Wednesday, April 24, 2013

Language is Communication, and Communication Will Never Die


Man as a species loves to communicate. Without more or less constant communication we would literally not be human. Language is primarily, overwhelmingly, used to create and maintain social relationships, day by day, minute by minute. It is what we do. Most, the enormous majority, of what we say to each other communicates no information that would be useful or recognisable to anyone outside the conversation. It exists to oil the cogs of the social machinery, which rust very quickly indeed without it.

It is not possible to say that language evolved through selective pressure on well-maintained social relations, but it was almost certainly important from the beginning.

Mr Facebook, Mr Twitter, Mr Google and others, including Mr Bell, not to mention the whole of Hollywood, have made a lot of money by betting that we would swallow anything that gave us something to talk about, however insignificant in itself, and any new means of talking.

Regular Facebook users can have hundreds of 'friends', many of whom they have never met, and with whom they do not share a common culture, country or native language. This blog and a million blogs and websites, are written for anyone who might want to read them.

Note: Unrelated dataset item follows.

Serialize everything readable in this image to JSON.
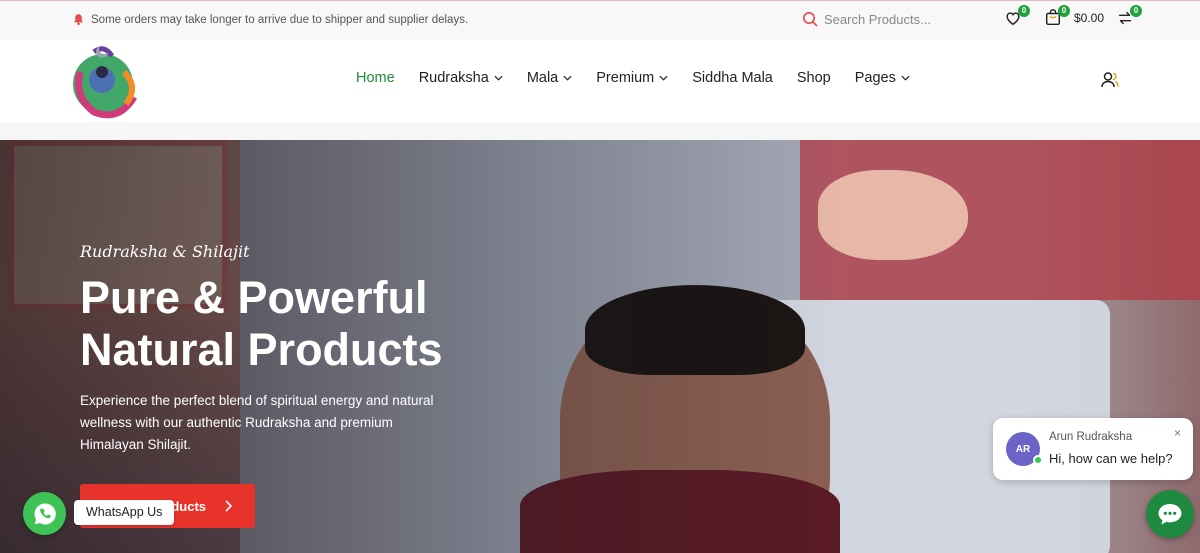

The new possibilities for communicating with people of whose very existence we would not have been aware even 20 years ago is creating new problems with language... Which the great majority of us solve effortlessly. Because that is what humans are good at. To overcome barriers to communication, to successfully employ a strategic competence, as the theorists say, is as natural to us as beathing, and it is why apparent changes in the way a particular language is used are not going to stop us from talking to each other.

And in many cases it is in our economic interest to communicate well, or we have some other reason not directly related to the love of communication per se. We want to get on with someone, get to know them, impress at a job interview, keep a client, teach a class or give a speech well, calm someone down, win an argument, get permission to do something… All of this can be usefully done by using the skill we have in social communication. Yes, some are better than others, practice and experience make you better, but in general, we, as a species, are very good at this, and at learning to do it when we encounter a new situation.

Lovers of elegance, of balance, of that beauty of form and structure in language so hard to define but so easy for the discerning to recognise, lovers of specific forms of linguistic, prosodic, phonetic or cultural purity in language, lovers of a familiar idiolect, known from childhood and crafted by experience and study, will, no doubt, continue to be dissappointed by the great mass of humanity. But while we love to communicate, we live to communicate, language will only change; it will neither die nor decay.